How can a Seattle neighborhood overcome a reputation for crime? Throw a massive street party at night.
The Chinese Moon Festival is traditionally celebrated at harvest time by giving thanks, making offerings of food and eating mooncakes.
But in a city that doesn’t ever do anything by the book, it was no surprise that Seattle’s Night Market & Moon Festival on Saturday added a few non-traditional elements, like breakdancing and food trucks. (But don’t worry, there were still plenty of mooncakes.)
The Chinatown International District Business Improvement Area (CIDBIA) started the Night Market and Moon Festival five years ago with an inflatable outdoor movie screen, a couple of food vendors and 500 people.
This year the festival had 60 vendors, a beer garden, musical performances until midnight, and close to 20,000 people, according to the Executive Director of CIDBIA, Don Blakeney.
Night Markets are a growing trend up and down the West Coast, from Vancouver and Los Angeles, inspired by the Asian tradition that allows people to beat the daytime heat by shopping and eating late at night.
“Doing these kinds of events is part of that, really making the streets come alive,” Blakeney said. “And being able to do it in a culturally interesting and authentic way is what we’re aiming for.”
Seattle’s food vendors were out in force, offering a diverse range of options, from Pink’s Specialty Asian Ice Cream or Ezell’s Famous Chicken Express. Every food vendor was asked to offer a $5 Asian inspired dish for the event. The Liana Café House served traditional Chinese dishes like dumplings and big buns. Sweet smells floated by in the evening breeze as a sandwich restaurant called Subsand grilled fresh eggpuffs, which are a sugary, traditional Chinese delicacy.
“Kids love it,” said Steve Chan, who works for the restaurant.
In addition to shopping and eating, there was a main stage with performances of traditional dragon and lion dances, followed by a breakdancing competition. Afterward DJ’s JK-POP and Richard J. Dalton spun Korean, Japanese and Vietnamese pop music for the rest of the night.
The food trucks enjoyed steady business during the event as the Asian pop music thumped in the background.

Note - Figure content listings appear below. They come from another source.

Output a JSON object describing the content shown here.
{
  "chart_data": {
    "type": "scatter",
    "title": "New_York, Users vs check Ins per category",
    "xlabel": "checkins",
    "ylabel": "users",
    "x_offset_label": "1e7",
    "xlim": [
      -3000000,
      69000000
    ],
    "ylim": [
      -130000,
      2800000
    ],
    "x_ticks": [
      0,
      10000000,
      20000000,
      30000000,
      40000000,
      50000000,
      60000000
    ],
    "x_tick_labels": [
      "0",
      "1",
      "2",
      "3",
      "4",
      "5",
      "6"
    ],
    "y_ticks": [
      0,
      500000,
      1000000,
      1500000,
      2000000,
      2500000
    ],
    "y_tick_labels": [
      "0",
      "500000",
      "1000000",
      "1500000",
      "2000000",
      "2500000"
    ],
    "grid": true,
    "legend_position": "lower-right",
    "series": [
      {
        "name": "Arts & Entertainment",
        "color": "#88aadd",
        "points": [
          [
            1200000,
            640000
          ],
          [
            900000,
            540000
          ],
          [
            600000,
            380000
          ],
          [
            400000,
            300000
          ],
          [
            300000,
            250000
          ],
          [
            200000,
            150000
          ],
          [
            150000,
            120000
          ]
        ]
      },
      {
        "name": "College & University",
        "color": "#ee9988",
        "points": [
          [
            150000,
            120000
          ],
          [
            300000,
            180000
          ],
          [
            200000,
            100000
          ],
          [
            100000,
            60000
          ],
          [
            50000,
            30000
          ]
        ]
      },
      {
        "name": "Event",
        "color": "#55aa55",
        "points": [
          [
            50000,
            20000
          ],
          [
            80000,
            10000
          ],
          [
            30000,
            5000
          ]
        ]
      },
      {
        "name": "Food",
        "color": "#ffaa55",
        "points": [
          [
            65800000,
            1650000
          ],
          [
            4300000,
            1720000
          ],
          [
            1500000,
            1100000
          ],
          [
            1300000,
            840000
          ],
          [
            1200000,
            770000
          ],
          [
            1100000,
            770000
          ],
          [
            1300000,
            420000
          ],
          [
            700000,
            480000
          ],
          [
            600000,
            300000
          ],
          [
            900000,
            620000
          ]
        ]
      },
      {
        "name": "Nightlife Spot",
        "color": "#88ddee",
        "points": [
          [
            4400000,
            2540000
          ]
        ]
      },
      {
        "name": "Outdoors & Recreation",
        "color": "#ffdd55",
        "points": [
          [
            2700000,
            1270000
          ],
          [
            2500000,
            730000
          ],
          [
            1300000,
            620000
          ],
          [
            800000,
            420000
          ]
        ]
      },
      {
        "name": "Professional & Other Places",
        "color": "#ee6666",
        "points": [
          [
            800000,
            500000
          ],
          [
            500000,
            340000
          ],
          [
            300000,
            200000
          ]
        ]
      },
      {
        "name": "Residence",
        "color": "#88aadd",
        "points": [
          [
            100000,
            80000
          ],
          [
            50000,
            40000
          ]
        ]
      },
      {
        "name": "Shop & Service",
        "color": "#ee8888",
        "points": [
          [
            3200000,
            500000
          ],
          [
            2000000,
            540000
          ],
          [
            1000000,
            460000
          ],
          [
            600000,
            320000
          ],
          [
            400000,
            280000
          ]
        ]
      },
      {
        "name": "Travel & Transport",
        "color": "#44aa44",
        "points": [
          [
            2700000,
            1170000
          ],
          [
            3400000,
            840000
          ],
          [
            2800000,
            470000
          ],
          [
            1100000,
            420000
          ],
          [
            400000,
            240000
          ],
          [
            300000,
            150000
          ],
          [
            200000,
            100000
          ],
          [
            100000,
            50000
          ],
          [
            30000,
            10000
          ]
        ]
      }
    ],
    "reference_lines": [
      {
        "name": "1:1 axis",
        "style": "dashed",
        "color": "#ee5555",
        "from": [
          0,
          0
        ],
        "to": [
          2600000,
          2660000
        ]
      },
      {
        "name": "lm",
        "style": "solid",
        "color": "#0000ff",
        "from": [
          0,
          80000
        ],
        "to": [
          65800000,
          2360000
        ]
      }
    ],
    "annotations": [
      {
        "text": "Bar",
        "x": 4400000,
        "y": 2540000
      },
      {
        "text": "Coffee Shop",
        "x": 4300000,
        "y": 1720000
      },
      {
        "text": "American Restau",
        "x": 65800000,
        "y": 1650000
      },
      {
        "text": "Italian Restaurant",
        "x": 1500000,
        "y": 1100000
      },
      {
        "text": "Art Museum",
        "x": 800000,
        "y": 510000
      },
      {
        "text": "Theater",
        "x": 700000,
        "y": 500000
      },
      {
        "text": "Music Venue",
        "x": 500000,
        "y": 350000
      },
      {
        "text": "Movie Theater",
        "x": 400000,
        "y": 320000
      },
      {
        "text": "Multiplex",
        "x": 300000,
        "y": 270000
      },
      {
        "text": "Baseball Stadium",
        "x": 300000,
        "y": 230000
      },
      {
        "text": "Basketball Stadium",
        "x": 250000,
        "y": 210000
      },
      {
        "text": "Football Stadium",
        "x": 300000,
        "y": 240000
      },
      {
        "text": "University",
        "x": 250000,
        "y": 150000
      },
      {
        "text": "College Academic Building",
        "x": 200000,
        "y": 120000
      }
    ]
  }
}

Alda Agustiano is the cashier for the family business of the Bumbu Truck, which serves authentic Indonesian street food. Alda works with her two sisters, Aubrey and Alexa, and their parents own the truck. This was their first time using their new food truck and business was booming.
“Super busy,” Alda said. “Sold out. Sold out everything in three hours.”
Kevin Peralta and Zerina Bermedez enjoyed the salmon pok rice bowl from Sam Choy’s Poke to the Max food truck. They both said the festival was a good thing for the neighborhood.
“They really should do more of this kind of thing,” Peralta said. “I feel like Chinatown and the International District has a bad rap a lot times, and to allow people to come here and have access to just the general area and not feel threatened, it would put a new face on the district, on the neighborhood.”
This revitalization of Chinatown is part of the reason that CIDBIA organizes the festival. The marketing director, Youli Wang, is hopeful that the International District attracts more people in the future.
“Our goal is we want people to check out the neighborhood on a regular basis,” she said. “We want to kind of break the bridge, the gap, the barrier between the outside people and the neighborhood. We want them to think that it’s a cool neighborhood to hang out in.”